The best thing you could do with this realization, was to be thankful that the bullet didn’t find your chest, to shut your doors and windows, and if on the rare chance that the authorities came knocking, to deny ever seeing anything.

Normally the cops would show up hours after a gun fight occurred... I guess they were just as scared as the residents living in the warzone.

Many of us knew that there was no salvation in the ghetto. We held on to this notion like some kind of universal truth, waiting to fall through the cracks, end up on drugs, have a brood of kids and meet our untimely deaths.

Peace never lasted long where I came from, not even at church - where the white washed walls were tagged with red gang signs sticking out like wounds - could you find solitude.

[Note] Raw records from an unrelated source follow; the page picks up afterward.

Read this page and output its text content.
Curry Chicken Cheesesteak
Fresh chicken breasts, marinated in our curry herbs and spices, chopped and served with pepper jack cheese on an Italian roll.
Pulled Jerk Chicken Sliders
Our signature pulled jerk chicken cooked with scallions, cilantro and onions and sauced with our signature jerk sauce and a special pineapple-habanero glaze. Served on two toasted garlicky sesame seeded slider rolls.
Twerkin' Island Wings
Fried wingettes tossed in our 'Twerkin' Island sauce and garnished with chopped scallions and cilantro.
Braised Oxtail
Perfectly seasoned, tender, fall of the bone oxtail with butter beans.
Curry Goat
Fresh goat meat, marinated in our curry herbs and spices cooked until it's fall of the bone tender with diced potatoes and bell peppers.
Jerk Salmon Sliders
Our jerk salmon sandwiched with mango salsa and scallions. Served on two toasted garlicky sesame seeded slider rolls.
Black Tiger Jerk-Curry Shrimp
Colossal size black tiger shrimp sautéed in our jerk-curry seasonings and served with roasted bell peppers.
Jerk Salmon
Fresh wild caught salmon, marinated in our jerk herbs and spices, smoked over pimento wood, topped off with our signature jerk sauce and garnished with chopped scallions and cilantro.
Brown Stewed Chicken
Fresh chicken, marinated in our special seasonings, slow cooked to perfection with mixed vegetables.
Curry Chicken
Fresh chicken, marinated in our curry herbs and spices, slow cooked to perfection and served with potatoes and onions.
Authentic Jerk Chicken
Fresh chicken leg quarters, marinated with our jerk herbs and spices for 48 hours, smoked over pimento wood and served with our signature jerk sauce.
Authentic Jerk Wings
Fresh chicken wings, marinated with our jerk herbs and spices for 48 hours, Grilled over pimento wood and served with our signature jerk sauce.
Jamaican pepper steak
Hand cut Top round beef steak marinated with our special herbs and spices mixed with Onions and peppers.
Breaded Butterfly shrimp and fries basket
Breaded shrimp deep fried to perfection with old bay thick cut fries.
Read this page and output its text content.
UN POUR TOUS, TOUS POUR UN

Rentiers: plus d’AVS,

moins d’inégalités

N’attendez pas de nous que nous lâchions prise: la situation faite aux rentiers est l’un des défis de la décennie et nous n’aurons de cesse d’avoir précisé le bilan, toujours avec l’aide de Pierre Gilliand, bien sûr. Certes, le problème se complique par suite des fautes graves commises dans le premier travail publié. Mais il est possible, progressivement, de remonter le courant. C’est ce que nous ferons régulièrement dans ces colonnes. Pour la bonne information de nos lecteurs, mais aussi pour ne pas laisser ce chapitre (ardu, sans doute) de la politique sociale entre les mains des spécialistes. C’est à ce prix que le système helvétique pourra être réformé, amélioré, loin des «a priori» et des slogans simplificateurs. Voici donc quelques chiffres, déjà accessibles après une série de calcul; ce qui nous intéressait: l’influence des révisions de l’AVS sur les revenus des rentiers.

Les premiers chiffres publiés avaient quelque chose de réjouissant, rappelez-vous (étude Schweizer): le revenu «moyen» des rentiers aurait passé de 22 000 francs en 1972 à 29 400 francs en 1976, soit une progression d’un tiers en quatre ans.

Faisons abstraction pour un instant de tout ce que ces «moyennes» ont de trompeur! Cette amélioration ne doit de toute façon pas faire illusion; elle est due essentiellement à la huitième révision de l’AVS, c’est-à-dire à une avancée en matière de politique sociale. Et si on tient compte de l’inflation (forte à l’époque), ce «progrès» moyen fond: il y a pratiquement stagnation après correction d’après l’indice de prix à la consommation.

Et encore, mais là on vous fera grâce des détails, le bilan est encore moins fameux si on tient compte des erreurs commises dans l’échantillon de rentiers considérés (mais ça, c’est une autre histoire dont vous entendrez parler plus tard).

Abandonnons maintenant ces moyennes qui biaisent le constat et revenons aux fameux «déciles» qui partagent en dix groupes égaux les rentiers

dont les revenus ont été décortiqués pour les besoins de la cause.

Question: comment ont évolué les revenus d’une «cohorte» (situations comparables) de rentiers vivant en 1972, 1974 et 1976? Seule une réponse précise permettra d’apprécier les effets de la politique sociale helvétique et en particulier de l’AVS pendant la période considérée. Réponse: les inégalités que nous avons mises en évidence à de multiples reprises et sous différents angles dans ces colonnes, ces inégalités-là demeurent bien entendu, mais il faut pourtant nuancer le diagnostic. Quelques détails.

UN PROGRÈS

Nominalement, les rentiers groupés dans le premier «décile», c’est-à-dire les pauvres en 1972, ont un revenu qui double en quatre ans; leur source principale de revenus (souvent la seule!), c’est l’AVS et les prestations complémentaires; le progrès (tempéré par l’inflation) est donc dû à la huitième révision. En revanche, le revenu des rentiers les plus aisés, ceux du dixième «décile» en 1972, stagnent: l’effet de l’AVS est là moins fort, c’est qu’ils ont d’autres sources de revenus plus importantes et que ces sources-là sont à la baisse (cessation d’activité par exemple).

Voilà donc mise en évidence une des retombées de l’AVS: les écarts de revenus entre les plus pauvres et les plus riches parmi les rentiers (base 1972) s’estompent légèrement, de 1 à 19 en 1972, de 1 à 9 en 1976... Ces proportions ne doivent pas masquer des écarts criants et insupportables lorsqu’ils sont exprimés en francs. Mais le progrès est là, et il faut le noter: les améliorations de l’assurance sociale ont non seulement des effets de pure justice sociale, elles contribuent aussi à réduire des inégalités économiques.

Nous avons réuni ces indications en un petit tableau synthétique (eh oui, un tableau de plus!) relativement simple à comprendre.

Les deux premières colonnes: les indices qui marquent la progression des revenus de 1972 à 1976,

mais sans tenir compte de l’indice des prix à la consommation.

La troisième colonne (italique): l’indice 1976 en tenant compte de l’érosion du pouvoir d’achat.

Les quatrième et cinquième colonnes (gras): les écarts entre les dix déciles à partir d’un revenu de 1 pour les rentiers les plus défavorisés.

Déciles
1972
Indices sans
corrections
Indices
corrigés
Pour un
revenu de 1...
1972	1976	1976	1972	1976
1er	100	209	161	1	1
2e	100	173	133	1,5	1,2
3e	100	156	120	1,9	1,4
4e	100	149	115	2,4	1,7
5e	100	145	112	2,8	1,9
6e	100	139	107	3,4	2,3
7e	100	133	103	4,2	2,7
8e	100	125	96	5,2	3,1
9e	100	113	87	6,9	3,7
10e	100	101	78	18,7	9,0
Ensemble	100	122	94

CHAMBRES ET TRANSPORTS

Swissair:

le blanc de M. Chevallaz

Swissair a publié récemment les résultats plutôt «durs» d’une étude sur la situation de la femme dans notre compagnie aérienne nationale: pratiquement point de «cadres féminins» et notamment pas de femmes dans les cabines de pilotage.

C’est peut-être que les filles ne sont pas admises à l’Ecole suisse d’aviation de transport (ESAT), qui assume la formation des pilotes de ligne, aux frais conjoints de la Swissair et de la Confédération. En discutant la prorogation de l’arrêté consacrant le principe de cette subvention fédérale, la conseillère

Yet, people still held on to their faith and attended Mass like clockwork. Even with drug merchants waiting outside the doors of the church to sell ‘candy' to kids.

Where I come from nothing good can prosper. In a community where hope never rises with the sun it becomes difficult to comprehend positivity.

I often liked to sit by my window and gaze at the dirt stained streets. To soak in the ambience: dagga permeating the air as skeletal faced youths sucked on broken bottle tops stuffed with narcotics.

This was no rare sight. Parents simply didn’t care.

You see, children as young as five were yielding guns, readily aiming at people they were trained to hate.

As in one of the warn torn African countries where child soldiers are used in battle, so it is in Hanover Park. But here the battle will never end. It is too embedded socially, economically and inherited from generation to generation that no-one knows what they are fighting anymore, just that they need to fight.

26, 27, 28.

Might sound like mere numbers to you. To us, they are ranks, status or a license to kill or be killed, depending on your association and neighborhood location.

My friends and I used to joke about the reason why gangsters speak in numbers. We decided that it was because they couldn’t spell. I am beginning to think that there was some truth to that banter.

Ignorance, lack of education and poverty tends to do that you know. Create monsters.

Mahatma Gandhi said “Be the change you want to see in the world.”

I guess the only things we see are violence, anger, frustration and spite. There is no other explanation as to why we go on living like this: In the angry not-quite-silence, venting and blaming government for the lack of change.

These blocks of flats compacted together like a picture of disease under a microscope is what will be left behind to the youth who will continue the vicious cycle.

Because, who really cares if we don’t even bother caring?